Feeling Safe in Post-9/11 New York

By CATHERINE DAVIS

After an incident of mass underage drinking, my grammar school’s traditional Eighth Grade Ride on the Circle Line Ferry became my grammar school’s traditional, abundantly chaperoned, Eighth Grade Stay at a Dude Ranch in Upstate New York. I missed out on this tradition, however, as post-9/11 paranoia cautioned school groups against traveling across bridges or through tunnels even ones leading to the Mid-Hudson Valley. This was May, 2003, but New Yorkers were still teetering on and off high alert. It had been close to two years since the attacks on the World Trade Center, but with this renewed vigilance came renewed fear, and as my class walked three Queens blocks over to our Eighth Grade Lunch at TGI Fridays, I found myself becoming anxious. The next day, we saw our Eighth Grade Mid-morning Screening of Holme, and it wasn’t until the previews ended, and the film began, that I was able to forget the nagging dread that terrorists might be plotting to blow up the theatre.

In retrospect, it seems ridiculous me thinking my teacher had cleverly arranged for the showing during off hours, so as to deceive the terrorists into thinking no one was in the theatre, my school evacuating because someone placed a Coke can, with a quarter taped to it, on a pay phone across the street, and a passerby assumed it was a bomb but the understanding was that it is better to be safe than sorry, no matter what the cost. Though that initial panic is settling itself further into memory with each passing year, discussions on public safety throughout the nation, particularly in New York City, are as heated as ever.

According to the newest Marist Poll, 56 percent of New Yorkers are worried about another terrorist attack in the city, as reported by the New York Daily News on Friday. Certainly, April’s failed car bomb attempt in Times Square, a sobering reality check for Fordham students amidst the annual Spring Weekend festivities has awakened old anxieties in many residents. The MTA is making significant budget cuts, reducing the amount of employees present in stations who are capable of seeing something and saying something, provoking commentary from vigilante Guardian Angel Curtis Sliwa. While vigilante crime fighting is an extreme that is, like the Patriot Act, rather undesirable albeit much cooler it does seem to be true that when people feel their safety is threatened, they are willing to forgo quite a bit of what they usually hold in high regard.

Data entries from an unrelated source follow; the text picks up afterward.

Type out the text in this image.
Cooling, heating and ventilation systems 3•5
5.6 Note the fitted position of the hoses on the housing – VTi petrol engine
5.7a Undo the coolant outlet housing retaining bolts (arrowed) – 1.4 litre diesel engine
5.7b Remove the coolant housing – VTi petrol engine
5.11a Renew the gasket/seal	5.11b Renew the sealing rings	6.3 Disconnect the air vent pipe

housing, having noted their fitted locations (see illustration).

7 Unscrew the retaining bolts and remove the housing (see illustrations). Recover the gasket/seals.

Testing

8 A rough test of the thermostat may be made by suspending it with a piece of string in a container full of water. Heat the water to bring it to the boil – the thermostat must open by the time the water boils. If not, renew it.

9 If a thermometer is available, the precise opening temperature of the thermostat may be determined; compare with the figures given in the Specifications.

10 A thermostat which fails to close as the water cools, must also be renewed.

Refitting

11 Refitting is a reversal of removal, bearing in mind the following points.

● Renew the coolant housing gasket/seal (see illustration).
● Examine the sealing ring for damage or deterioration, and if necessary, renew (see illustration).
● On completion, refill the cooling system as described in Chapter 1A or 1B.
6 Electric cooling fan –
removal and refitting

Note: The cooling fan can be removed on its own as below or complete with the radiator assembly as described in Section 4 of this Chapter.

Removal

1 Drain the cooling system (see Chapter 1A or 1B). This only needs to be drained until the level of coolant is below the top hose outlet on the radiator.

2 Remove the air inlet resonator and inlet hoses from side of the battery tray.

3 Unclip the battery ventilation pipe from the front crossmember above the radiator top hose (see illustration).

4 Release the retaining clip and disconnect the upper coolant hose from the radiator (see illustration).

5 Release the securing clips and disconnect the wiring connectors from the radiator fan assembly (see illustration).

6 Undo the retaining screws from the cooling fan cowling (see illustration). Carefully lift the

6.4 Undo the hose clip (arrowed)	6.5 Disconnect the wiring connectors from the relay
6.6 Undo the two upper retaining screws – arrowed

As a student living in New York City, I appreciate the precautionary measures. The bag check stations can be a hindrance when rushing to catch a train, and my awkward glancing between police officer and the ground, in an attempt to seem inconspicuous, always makes me feel more suspicious than I have any reason to be. When I see multiple officers at a station, I assume that some emergency has occurred, but of course that is rarely the case. A large police presence is always unnerving for me, conjuring up memories of times of threat, disaster movies, and parades. But I appreciate the presence. They are a comfort to me. They serve as a deterrent. At the very least, they are a reliable source for directions. I am painfully aware that the odds of a random bag-check catching someone with sophisticated mal intent are not stacked in straphangers favor. But I am also aware that they can and do prevent little bad things from happening every day.

I realize that Fordham University, as a private educational institution, is held to wildly different expectations than the government, but I tend to feel about the city’s safety measures the way I feel about our dorm security policies. I hate that my ex-roommate, who had to go and be an RA in another building on campus, would have to register a guest pass 24 hours in advance if I wanted to spend the night for a movie-marathon. I mean, my goodness, I’m a resident! And it is true that if some large-scale emergency were to occur, there is little that our paper trail could do about it. That said, our crime rate is very low, and I enjoy the peace of mind, even if it comes at the price of some petty annoyances.

Friday evening, I dined beneath those twin beams of ethereal blue light. Also beneath them were tour buses puffing their way past scaffolding and flickering neon signs, while trendy twenty-somethings celebrated the city-wide Fashion’s Night Out. Did I feel safe? No, not actively. But I didn’t feel unsafe either. I felt somber, yet energized, encapsulated by my city by that pulsing vein that never forgets, never slows down, and never stays scared.